Materials: VLX1570 was obtained from Vivolux AB and bortezomib from Sellekchem. Human WM cell lines (BCWM.1, MWCL-1 and RPCI-WM1) and their drug-resistant derivatives were used (total n=12). Bone marrow aspirates from WM-patients and from healthy donors were obtained from the Mayo Clinic biospecimens core. PBMCs from healthy donors were used as comparators where needed. NOD/SCID mice were obtained from Taconic Labs and used for profiling the in vivo properties of VLX1570.

Results: We first examined for USP14/UCHL5 protein expression by immunohistochemical analysis in primary tumor tissue from WM patients and compared it to healthy donor cells. WM patient-derived cells exhibited greater staining intensity of both DUBs. Preferential binding of VLX1570 to USP14 and UCHL5 in WM cells was probed in a WM cell using an enzyme-based competition assay (HA-Ub-Vs), which demonstrated time-dependent decrease in labeled USP14 and UCHL5 after treatment with VLX1570. In drug-resistant (bortezomib or ibrutinib-resistant) WM cells, VLX1570 induced >50% tumor-specific apoptosis and displayed synergistic activity with ibrutinib (median CI: 0.5). In addition to ER stress markers, we had previously observed that gene expression of BCR-signalosome components were reduced in VLX1570-treated WM cells (NanoString platform) and this was substantiated at the protein level where p-SYK, SYK and BTK decreased in a time-dependent manner. BCR end-effectors were probed in response to VLX1570 and a decrease in nuclear translocation of NFkB (p65) was noted. USP14 has been shown to control the availability of the chemokine receptor CXCR4, which regulates homing of WM cells to bone marrow. After VLX1570 treatment, we noted a significant decrease in CXCR4 surface receptor expression in all WM cell lines tested and primary WM cells. Lastly, to determine the in vivo anti-WM effects of VLX1570, we injected NOD/SCID mice (xenotransplanted with RPCI-WM1-Luc cells) with VLX1570 (I.P. route, 4.4mg/kg every other day) and measured tumor burden along with pharmacodynamic indicators.  VLX1570-treated mice (n=7) demonstrated significantly lower tumor volumes by caliper measurement and bioluminescent signal (p=0.01 – 0.003) as well as reduced serum human-IgM, compared to vehicle-treated mice (n=7). Importantly, mice treated with VLX1570 survived longer vs. vehicle-treated mice (median survival, 62 vs. 44 days, respectively, p=0.0008). No unforeseen toxicities were noted and weight of the mice in vehicle vs. VLX1570-treated mice did not significantly change.  IHC analysis in mice tumor tissues demonstrated reduced CXCR4, human-IgM, Ki67 and increased cleaved caspase-3 and ubiquitinated (k48-linked) protein level, the latter serving as a more specific indicator of USP14/UCHL5 inhibition.

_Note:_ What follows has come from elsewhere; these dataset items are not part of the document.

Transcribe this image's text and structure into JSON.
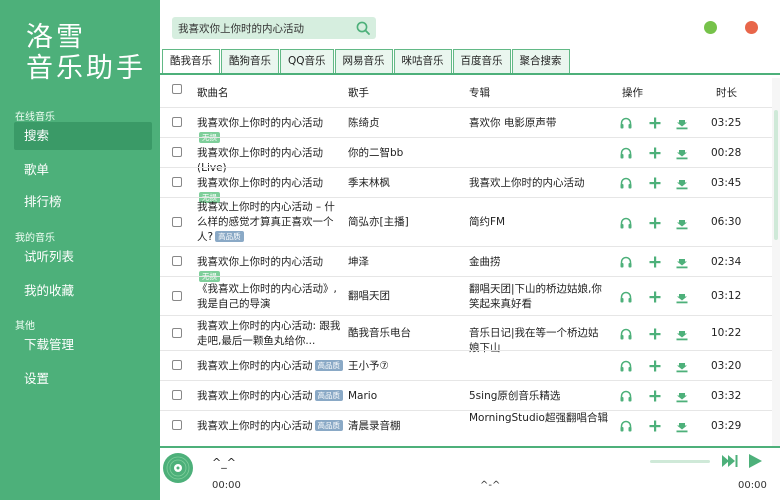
{
  "app": {
    "logo_line1": "洛雪",
    "logo_line2": "音乐助手"
  },
  "sidebar": {
    "section_online": "在线音乐",
    "section_mine": "我的音乐",
    "section_other": "其他",
    "items": {
      "search": "搜索",
      "playlist": "歌单",
      "ranking": "排行榜",
      "trial": "试听列表",
      "favorites": "我的收藏",
      "downloads": "下载管理",
      "settings": "设置"
    }
  },
  "search": {
    "value": "我喜欢你上你时的内心活动"
  },
  "tabs": [
    "酷我音乐",
    "酷狗音乐",
    "QQ音乐",
    "网易音乐",
    "咪咕音乐",
    "百度音乐",
    "聚合搜索"
  ],
  "table": {
    "headers": {
      "title": "歌曲名",
      "singer": "歌手",
      "album": "专辑",
      "actions": "操作",
      "duration": "时长"
    },
    "rows": [
      {
        "title": "我喜欢你上你时的内心活动",
        "badge": "无损",
        "singer": "陈绮贞",
        "album": "喜欢你 电影原声带",
        "duration": "03:25"
      },
      {
        "title": "我喜欢你上你时的内心活动(Live)",
        "badge": "",
        "singer": "你的二智bb",
        "album": "",
        "duration": "00:28"
      },
      {
        "title": "我喜欢你上你时的内心活动",
        "badge": "无损",
        "singer": "季末林枫",
        "album": "我喜欢上你时的内心活动",
        "duration": "03:45"
      },
      {
        "title": "我喜欢上你时的内心活动 – 什么样的感觉才算真正喜欢一个人?",
        "badge": "高品质",
        "singer": "简弘亦[主播]",
        "album": "简约FM",
        "duration": "06:30"
      },
      {
        "title": "我喜欢你上你时的内心活动",
        "badge": "无损",
        "singer": "坤泽",
        "album": "金曲捞",
        "duration": "02:34"
      },
      {
        "title": "《我喜欢上你时的内心活动》,我是自己的导演",
        "badge": "",
        "singer": "翻唱天团",
        "album": "翻唱天团|下山的桥边姑娘,你笑起来真好看",
        "duration": "03:12"
      },
      {
        "title": "我喜欢上你时的内心活动: 跟我走吧,最后一颗鱼丸给你...",
        "badge": "",
        "singer": "酷我音乐电台",
        "album": "音乐日记|我在等一个桥边姑娘下山",
        "duration": "10:22"
      },
      {
        "title": "我喜欢上你时的内心活动",
        "badge": "高品质",
        "singer": "王小予⑦",
        "album": "",
        "duration": "03:20"
      },
      {
        "title": "我喜欢上你时的内心活动",
        "badge": "高品质",
        "singer": "Mario",
        "album": "5sing原创音乐精选",
        "duration": "03:32"
      },
      {
        "title": "我喜欢上你时的内心活动",
        "badge": "高品质",
        "singer": "清晨录音棚",
        "album": "MorningStudio超强翻唱合辑",
        "duration": "03:29"
      }
    ]
  },
  "player": {
    "title": "^_^",
    "time_current": "00:00",
    "status": "^-^",
    "time_total": "00:00"
  },
  "colors": {
    "accent": "#4db07a",
    "accent_dark": "#3a9a67",
    "badge_lossless": "#7fcf9b",
    "badge_hq": "#8aa9c6"
  }
}
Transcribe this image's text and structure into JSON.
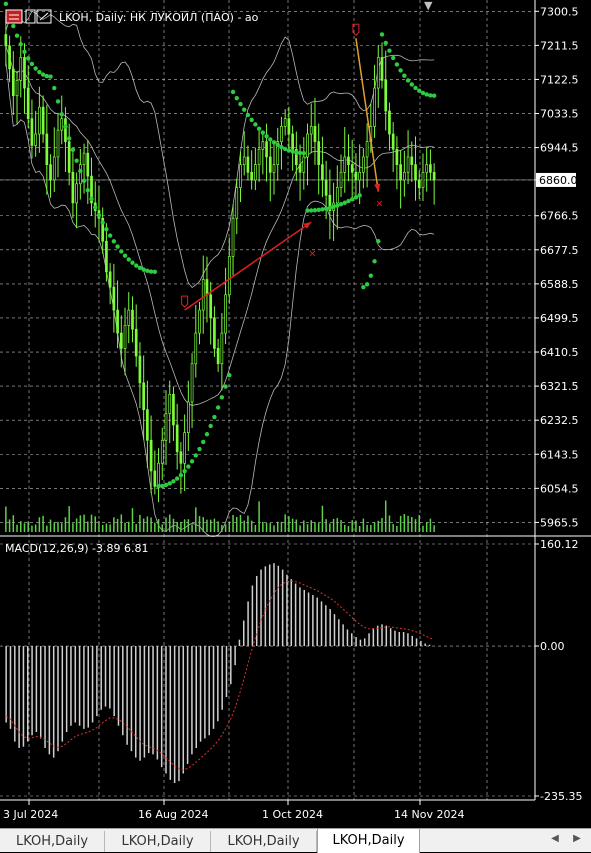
{
  "window": {
    "title": "LKOH, Daily:  НК ЛУКОЙЛ (ПАО) - ао"
  },
  "colors": {
    "background": "#000000",
    "grid": "#c0c0c0",
    "candle": "#7cfc3a",
    "sar": "#2ecc40",
    "bands": "#b8b8b8",
    "volume": "#5fd04a",
    "arrow": "#e02020",
    "price_label_bg": "#ffffff",
    "macd_histogram": "#d0d0d0",
    "macd_signal": "#e03030"
  },
  "chart_data": [
    {
      "type": "candlestick",
      "title": "LKOH, Daily:  НК ЛУКОЙЛ (ПАО) - ао",
      "x_tick_labels": [
        "3 Jul 2024",
        "16 Aug 2024",
        "1 Oct 2024",
        "14 Nov 2024"
      ],
      "y_tick_labels": [
        "7300.5",
        "7211.5",
        "7122.5",
        "7033.5",
        "6944.5",
        "6860.0",
        "6766.5",
        "6677.5",
        "6588.5",
        "6499.5",
        "6410.5",
        "6321.5",
        "6232.5",
        "6143.5",
        "6054.5",
        "5965.5"
      ],
      "current_price": "6860.0",
      "ylim": [
        5930,
        7330
      ],
      "grid": true,
      "indicators": [
        "Parabolic SAR",
        "Bollinger Bands",
        "Volume"
      ],
      "close_series": [
        7210,
        7150,
        7080,
        7120,
        7180,
        7100,
        7020,
        6950,
        6980,
        7050,
        6980,
        6900,
        6860,
        6920,
        6990,
        7020,
        6960,
        6880,
        6800,
        6850,
        6900,
        6930,
        6870,
        6800,
        6780,
        6760,
        6700,
        6620,
        6580,
        6520,
        6460,
        6420,
        6480,
        6520,
        6470,
        6400,
        6330,
        6260,
        6180,
        6100,
        6060,
        6120,
        6180,
        6250,
        6300,
        6220,
        6150,
        6120,
        6200,
        6280,
        6380,
        6460,
        6520,
        6600,
        6560,
        6500,
        6420,
        6380,
        6460,
        6560,
        6660,
        6760,
        6840,
        6900,
        6920,
        6880,
        6860,
        6900,
        6940,
        6960,
        6920,
        6880,
        6900,
        6960,
        7000,
        7020,
        6980,
        6940,
        6900,
        6880,
        6920,
        6980,
        7000,
        6960,
        6900,
        6860,
        6820,
        6780,
        6800,
        6840,
        6880,
        6920,
        6900,
        6880,
        6860,
        6880,
        6920,
        6960,
        7000,
        7100,
        7180,
        7120,
        7040,
        6980,
        6940,
        6900,
        6860,
        6880,
        6920,
        6900,
        6860,
        6840,
        6880,
        6900,
        6880,
        6860
      ],
      "sar_series": [
        {
          "start": 0,
          "end": 12,
          "trend": "down",
          "from": 7320,
          "to": 7130
        },
        {
          "start": 13,
          "end": 40,
          "trend": "down",
          "from": 7100,
          "to": 6620
        },
        {
          "start": 41,
          "end": 60,
          "trend": "up",
          "from": 6060,
          "to": 6350
        },
        {
          "start": 61,
          "end": 80,
          "trend": "down",
          "from": 7090,
          "to": 6930
        },
        {
          "start": 81,
          "end": 95,
          "trend": "up",
          "from": 6780,
          "to": 6820
        },
        {
          "start": 96,
          "end": 100,
          "trend": "up",
          "from": 6580,
          "to": 6700
        },
        {
          "start": 101,
          "end": 115,
          "trend": "down",
          "from": 7240,
          "to": 7080
        }
      ],
      "trades": [
        {
          "from_index": 48,
          "from_price": 6520,
          "to_index": 82,
          "to_price": 6750,
          "direction": "buy"
        },
        {
          "from_index": 94,
          "from_price": 7230,
          "to_index": 100,
          "to_price": 6830,
          "direction": "sell"
        }
      ]
    },
    {
      "type": "histogram",
      "title": "MACD(12,26,9) -3.89 6.81",
      "y_tick_labels": [
        "160.12",
        "0.00",
        "-235.35"
      ],
      "ylim": [
        -235.35,
        160.12
      ],
      "series": [
        {
          "name": "MACD",
          "values": [
            -120,
            -130,
            -150,
            -160,
            -158,
            -150,
            -140,
            -135,
            -145,
            -160,
            -170,
            -175,
            -165,
            -150,
            -135,
            -125,
            -120,
            -125,
            -130,
            -128,
            -120,
            -110,
            -100,
            -95,
            -98,
            -110,
            -125,
            -140,
            -155,
            -165,
            -175,
            -180,
            -175,
            -168,
            -170,
            -178,
            -190,
            -200,
            -210,
            -215,
            -212,
            -200,
            -185,
            -170,
            -160,
            -150,
            -145,
            -140,
            -130,
            -118,
            -100,
            -80,
            -60,
            -30,
            10,
            40,
            70,
            95,
            110,
            120,
            125,
            128,
            130,
            126,
            120,
            112,
            105,
            98,
            92,
            88,
            84,
            80,
            76,
            70,
            64,
            58,
            50,
            42,
            34,
            26,
            20,
            14,
            10,
            12,
            20,
            28,
            32,
            34,
            32,
            28,
            24,
            22,
            22,
            20,
            16,
            12,
            8,
            4,
            2,
            0
          ]
        },
        {
          "name": "Signal",
          "values": [
            -110,
            -115,
            -125,
            -135,
            -142,
            -145,
            -144,
            -142,
            -143,
            -147,
            -152,
            -157,
            -159,
            -157,
            -153,
            -147,
            -142,
            -139,
            -137,
            -135,
            -132,
            -128,
            -122,
            -117,
            -113,
            -113,
            -115,
            -120,
            -127,
            -134,
            -142,
            -150,
            -155,
            -158,
            -160,
            -164,
            -169,
            -175,
            -182,
            -188,
            -192,
            -194,
            -192,
            -188,
            -182,
            -176,
            -170,
            -164,
            -157,
            -149,
            -139,
            -127,
            -114,
            -97,
            -76,
            -52,
            -27,
            -3,
            20,
            40,
            57,
            71,
            83,
            92,
            98,
            101,
            102,
            101,
            99,
            96,
            93,
            90,
            87,
            83,
            79,
            75,
            70,
            64,
            58,
            52,
            45,
            39,
            33,
            29,
            27,
            27,
            28,
            29,
            30,
            30,
            29,
            28,
            27,
            26,
            24,
            22,
            19,
            16,
            13,
            10
          ]
        }
      ]
    }
  ],
  "tabs": [
    {
      "label": "LKOH,Daily"
    },
    {
      "label": "LKOH,Daily"
    },
    {
      "label": "LKOH,Daily"
    },
    {
      "label": "LKOH,Daily"
    }
  ],
  "tab_nav": {
    "left": "◀",
    "right": "▶"
  },
  "top_marker": "▼"
}
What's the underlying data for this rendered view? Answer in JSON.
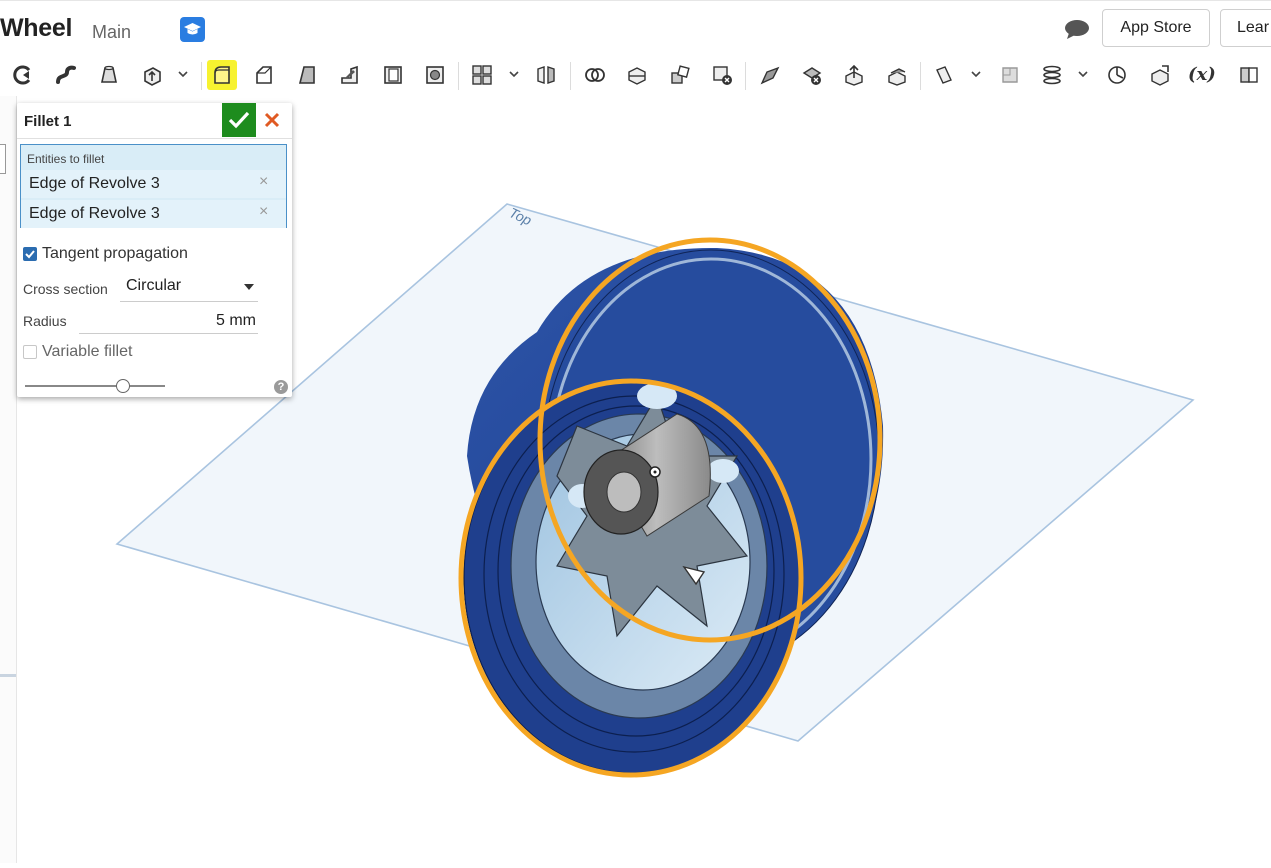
{
  "header": {
    "document_title": "Wheel",
    "branch": "Main",
    "app_store_label": "App Store",
    "learn_label": "Lear"
  },
  "fillet_panel": {
    "title": "Fillet 1",
    "entities_label": "Entities to fillet",
    "entities": [
      "Edge of Revolve 3",
      "Edge of Revolve 3"
    ],
    "tangent_propagation_label": "Tangent propagation",
    "tangent_propagation_checked": true,
    "cross_section_label": "Cross section",
    "cross_section_value": "Circular",
    "radius_label": "Radius",
    "radius_value": "5 mm",
    "variable_fillet_label": "Variable fillet",
    "variable_fillet_checked": false,
    "help_symbol": "?"
  },
  "viewport": {
    "plane_label": "Top"
  },
  "toolbar": {
    "variable_label": "(x)",
    "active_tool": "fillet-icon"
  },
  "colors": {
    "accent_blue": "#2a7de1",
    "accept_green": "#1e8c1e",
    "cancel_red": "#e05a23",
    "selection_orange": "#f5a623",
    "tire_blue": "#1e3f8a",
    "plane_fill": "#eef4fa",
    "plane_edge": "#a9c4e0"
  }
}
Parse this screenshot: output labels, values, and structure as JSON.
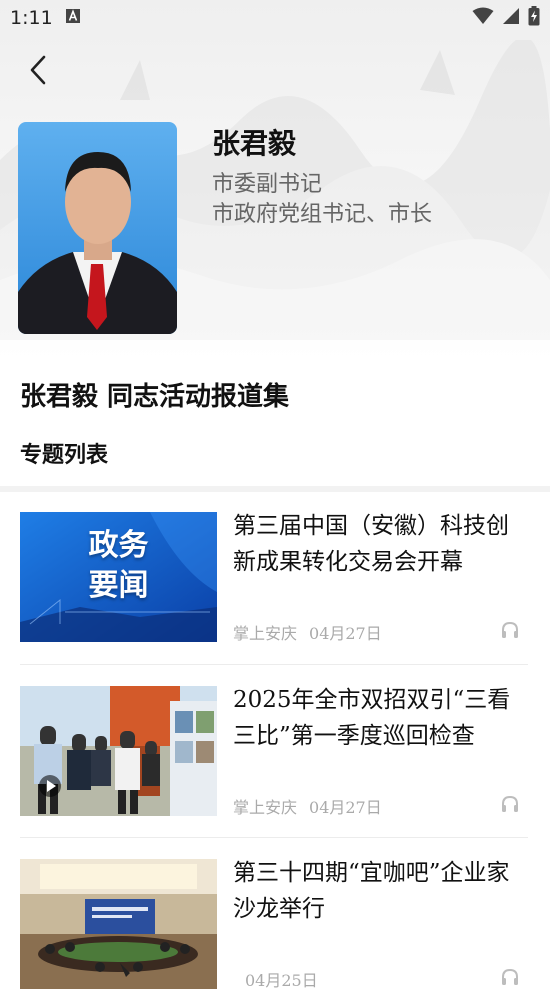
{
  "status_bar": {
    "time": "1:11",
    "notification_icon": "a-letter-icon",
    "wifi_icon": "wifi-icon",
    "signal_icon": "signal-icon",
    "battery_icon": "battery-charging-icon"
  },
  "nav": {
    "back_icon": "back-arrow-icon"
  },
  "profile": {
    "name": "张君毅",
    "titles": [
      "市委副书记",
      "市政府党组书记、市长"
    ]
  },
  "section": {
    "title": "张君毅 同志活动报道集",
    "list_title": "专题列表"
  },
  "news": [
    {
      "title": "第三届中国（安徽）科技创新成果转化交易会开幕",
      "source": "掌上安庆",
      "date": "04月27日",
      "thumb_text": [
        "政务",
        "要闻"
      ],
      "has_video": false
    },
    {
      "title": "2025年全市双招双引“三看三比”第一季度巡回检查",
      "source": "掌上安庆",
      "date": "04月27日",
      "thumb_text": [],
      "has_video": true
    },
    {
      "title": "第三十四期“宜咖吧”企业家沙龙举行",
      "source": "",
      "date": "04月25日",
      "thumb_text": [],
      "has_video": false
    }
  ],
  "colors": {
    "accent_blue": "#1565d8",
    "meta_gray": "#aaaaaa",
    "divider": "#f2f2f2"
  }
}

Conclusions: We provide substantial in vitro and in vivo evidence on the anti-WM effects of a novel first-in-class clinical grade USP14/UCHL5 inhibitor, VLX1570. In addition to anticipated induction of ER stress machinery, we describe for the first time VLX1570-mediated modulation of BCR components and WM cell survival proteins as well as demonstrate its robust activity in an aggressive human xenograft model of WM. These data provide the rationale for a clinical trial of single agent VLX1570 in patients with symptomatic WM.